La polemica su Autant Lara – amplificata dai noti giornali – peraltro, non è che uno dei momenti di una più larga campagna che si va conducendo, dall’una all’altra parte, marxista o laicista, non contro questo particolare divieto di polizia, ma contro il principio stesso della revisione dei films e la recente Legge sulla censura modificata e revisionata al Senato ed ora dagli stessi settori avversata alla Camera. In questa legge all’esame, si sanzionano le sole manifestazioni contrarie «al buon costume»; ma tale identificazione non è neppur essa sopportata e la si vorrebbe minimizzare e svuotare, o meglio respingere con la intera Legge. Sappiamo, invece, quante insidie, quante piaghe la mercantile speculazione sensualistica e nichilista dei films rechi disastrosamente contro il costume e la morale comune. Che questo o quel caso di censura si sia prestato a dissensi, che i criteri di applicazione di questo o quel censore abbiano potuto peccare di formalismo, non è un motivo che giustifichi il rifiuto del principio e dell’istituto di vigilanza, l’uno e gli altri, operanti in tutti i paesi del mondo.

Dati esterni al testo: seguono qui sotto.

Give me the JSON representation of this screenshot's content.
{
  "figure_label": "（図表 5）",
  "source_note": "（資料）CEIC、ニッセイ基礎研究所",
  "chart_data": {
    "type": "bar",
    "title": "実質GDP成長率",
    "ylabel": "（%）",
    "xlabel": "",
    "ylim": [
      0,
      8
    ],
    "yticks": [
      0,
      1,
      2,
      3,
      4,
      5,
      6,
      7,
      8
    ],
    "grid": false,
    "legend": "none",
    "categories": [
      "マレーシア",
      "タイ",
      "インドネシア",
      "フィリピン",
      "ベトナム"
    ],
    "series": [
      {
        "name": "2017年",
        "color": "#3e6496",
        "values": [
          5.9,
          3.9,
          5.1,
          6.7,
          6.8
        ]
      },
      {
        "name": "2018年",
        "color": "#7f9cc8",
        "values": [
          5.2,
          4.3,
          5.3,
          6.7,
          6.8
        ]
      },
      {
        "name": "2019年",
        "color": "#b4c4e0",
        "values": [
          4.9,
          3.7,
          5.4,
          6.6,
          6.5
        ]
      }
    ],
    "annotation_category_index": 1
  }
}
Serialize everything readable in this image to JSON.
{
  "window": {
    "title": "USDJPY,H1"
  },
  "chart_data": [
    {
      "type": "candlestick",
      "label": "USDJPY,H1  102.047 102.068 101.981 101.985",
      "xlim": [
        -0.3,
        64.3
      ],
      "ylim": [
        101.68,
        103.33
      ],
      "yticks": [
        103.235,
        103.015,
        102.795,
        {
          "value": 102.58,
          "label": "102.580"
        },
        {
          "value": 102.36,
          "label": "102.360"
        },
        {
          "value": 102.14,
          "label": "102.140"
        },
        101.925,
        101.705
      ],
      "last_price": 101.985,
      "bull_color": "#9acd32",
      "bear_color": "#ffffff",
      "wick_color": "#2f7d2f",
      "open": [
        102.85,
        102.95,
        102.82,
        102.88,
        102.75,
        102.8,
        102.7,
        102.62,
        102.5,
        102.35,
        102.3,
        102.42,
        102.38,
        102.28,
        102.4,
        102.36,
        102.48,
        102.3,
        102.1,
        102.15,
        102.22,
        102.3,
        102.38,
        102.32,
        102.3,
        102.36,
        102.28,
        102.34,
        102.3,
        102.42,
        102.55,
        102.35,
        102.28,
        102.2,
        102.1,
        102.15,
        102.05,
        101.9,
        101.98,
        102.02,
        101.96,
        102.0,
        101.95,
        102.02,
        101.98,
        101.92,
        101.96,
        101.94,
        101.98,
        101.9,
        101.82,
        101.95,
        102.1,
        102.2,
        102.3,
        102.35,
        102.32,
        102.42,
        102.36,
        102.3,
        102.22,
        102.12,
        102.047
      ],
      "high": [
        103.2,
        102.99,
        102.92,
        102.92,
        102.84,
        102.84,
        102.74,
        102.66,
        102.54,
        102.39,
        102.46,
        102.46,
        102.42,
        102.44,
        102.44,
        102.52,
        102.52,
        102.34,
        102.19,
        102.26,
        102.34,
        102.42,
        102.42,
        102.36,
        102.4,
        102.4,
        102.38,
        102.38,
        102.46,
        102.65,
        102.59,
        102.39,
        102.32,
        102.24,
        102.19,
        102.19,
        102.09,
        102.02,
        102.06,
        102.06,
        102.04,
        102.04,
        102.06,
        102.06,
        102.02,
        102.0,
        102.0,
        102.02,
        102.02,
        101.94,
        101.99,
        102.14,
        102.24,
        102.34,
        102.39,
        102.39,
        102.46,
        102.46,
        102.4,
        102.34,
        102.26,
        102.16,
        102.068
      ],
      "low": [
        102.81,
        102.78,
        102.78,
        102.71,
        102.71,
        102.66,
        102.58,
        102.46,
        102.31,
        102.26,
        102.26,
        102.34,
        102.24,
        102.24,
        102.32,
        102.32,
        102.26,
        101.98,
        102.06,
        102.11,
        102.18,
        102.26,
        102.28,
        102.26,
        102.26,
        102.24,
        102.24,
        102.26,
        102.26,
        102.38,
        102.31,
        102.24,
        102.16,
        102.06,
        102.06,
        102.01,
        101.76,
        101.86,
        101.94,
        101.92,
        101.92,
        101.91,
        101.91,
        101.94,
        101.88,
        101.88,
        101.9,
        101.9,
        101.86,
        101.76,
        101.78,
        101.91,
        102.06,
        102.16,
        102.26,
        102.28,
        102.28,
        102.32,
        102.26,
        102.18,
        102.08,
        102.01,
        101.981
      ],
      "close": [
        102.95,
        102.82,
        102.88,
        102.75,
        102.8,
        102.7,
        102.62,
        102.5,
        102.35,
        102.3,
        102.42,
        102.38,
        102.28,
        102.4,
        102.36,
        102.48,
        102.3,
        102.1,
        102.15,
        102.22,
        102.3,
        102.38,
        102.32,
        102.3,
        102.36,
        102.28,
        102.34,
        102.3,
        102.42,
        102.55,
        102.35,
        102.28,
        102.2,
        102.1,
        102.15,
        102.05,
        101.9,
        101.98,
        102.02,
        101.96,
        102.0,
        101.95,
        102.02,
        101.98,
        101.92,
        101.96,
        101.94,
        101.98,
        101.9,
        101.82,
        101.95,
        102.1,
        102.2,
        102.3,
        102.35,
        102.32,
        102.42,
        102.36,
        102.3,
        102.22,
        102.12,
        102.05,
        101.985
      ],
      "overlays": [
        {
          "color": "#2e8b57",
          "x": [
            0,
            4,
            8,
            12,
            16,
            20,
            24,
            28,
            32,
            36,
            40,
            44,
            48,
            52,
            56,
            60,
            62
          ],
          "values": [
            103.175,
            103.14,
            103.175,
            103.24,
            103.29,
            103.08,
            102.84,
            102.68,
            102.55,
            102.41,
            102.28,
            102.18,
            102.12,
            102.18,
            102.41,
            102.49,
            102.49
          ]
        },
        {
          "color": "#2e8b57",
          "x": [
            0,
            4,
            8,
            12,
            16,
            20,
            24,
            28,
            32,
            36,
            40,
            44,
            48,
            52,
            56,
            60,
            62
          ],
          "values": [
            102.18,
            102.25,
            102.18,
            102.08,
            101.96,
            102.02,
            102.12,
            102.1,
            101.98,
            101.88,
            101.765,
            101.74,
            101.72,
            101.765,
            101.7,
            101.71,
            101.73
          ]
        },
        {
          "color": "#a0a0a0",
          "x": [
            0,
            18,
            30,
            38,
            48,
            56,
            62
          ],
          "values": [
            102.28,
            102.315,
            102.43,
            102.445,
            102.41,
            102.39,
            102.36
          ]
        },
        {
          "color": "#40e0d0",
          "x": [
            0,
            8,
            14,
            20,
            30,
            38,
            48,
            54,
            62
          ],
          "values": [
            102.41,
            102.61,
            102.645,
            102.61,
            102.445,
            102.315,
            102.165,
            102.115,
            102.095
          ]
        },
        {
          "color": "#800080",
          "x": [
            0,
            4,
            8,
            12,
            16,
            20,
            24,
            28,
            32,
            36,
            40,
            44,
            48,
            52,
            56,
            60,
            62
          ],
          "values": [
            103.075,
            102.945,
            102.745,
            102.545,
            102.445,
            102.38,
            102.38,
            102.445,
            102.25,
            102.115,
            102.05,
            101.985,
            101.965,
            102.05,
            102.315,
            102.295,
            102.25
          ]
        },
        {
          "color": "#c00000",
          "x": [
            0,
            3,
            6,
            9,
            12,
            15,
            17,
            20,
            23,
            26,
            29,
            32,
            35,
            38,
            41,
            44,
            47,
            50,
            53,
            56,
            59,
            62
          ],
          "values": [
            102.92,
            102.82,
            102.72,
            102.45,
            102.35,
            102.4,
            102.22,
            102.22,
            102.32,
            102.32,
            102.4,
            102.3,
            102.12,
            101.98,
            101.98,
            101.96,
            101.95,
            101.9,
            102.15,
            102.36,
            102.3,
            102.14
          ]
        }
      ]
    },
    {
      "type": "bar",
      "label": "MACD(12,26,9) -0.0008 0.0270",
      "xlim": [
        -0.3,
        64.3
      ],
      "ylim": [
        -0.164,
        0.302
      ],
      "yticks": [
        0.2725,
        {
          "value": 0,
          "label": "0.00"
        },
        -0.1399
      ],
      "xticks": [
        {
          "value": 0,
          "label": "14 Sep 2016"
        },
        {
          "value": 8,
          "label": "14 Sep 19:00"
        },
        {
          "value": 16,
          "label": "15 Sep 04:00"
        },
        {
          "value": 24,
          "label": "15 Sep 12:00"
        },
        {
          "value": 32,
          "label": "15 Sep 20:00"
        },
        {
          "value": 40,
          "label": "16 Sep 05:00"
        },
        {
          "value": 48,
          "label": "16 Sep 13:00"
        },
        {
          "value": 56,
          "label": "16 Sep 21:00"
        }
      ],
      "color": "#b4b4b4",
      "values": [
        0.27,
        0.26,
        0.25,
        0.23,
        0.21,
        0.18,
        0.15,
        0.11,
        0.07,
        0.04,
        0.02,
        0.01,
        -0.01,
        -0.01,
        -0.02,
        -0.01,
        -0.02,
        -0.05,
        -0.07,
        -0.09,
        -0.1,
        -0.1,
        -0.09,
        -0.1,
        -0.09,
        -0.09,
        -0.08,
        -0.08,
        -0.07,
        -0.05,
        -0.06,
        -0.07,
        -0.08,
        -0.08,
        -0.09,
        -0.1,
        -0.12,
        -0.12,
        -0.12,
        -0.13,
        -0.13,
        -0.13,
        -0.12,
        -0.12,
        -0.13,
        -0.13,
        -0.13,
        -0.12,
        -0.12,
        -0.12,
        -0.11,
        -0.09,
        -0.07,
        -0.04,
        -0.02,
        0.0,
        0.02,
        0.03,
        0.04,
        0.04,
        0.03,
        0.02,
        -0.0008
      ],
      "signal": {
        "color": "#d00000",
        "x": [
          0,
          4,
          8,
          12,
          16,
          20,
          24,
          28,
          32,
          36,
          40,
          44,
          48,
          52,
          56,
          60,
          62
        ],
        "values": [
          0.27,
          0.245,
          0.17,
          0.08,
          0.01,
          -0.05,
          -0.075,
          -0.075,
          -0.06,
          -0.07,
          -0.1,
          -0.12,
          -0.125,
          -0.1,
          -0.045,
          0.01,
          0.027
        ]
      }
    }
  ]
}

Vediamo ora coi premi distribuiti a Firenze a giornali oggi larghi di lodi ma fino a ieri tipici magari nell’ironizzare o criticare il Sindaco di Firenze, vediamo sembrare quasi incoraggiata una campagna che ferisce l’onesta ansia di difesa dei cattolici per il costume cristiano.
La unità di convinzione e di azione in questa battaglia è oggi essenziale per tutti gli uomini responsabili.
E non tocchiamo di altri problemi sollevati dalla stampa che ha applaudito a Firenze. Noi ci limitiamo a considerare la posizione degli umili fedeli che coscienziosamente considerano le norme del Centro Cattolico Cinematografico, voluto dalla Chiesa, e su di esse regolano coerentemente la loro condotta.
C’è un ordinamento positivo della Chiesa (in questo caso il Centro Cattolico Cinematografico): fino a che punto è utile non annettervi importanza?
«Avrò delle grane», ha avvertito La Pira, ma non è dello spirito di sacrificio nel sopportare immeritate molestie che qui si vuol discutere! È del bene delle anime che non vediamo come si possa perseguire con opere artistiche ambigue. Bisogna «non uccidere» sì; non uccidere anche la chiarezza delle fondate comuni convinzioni.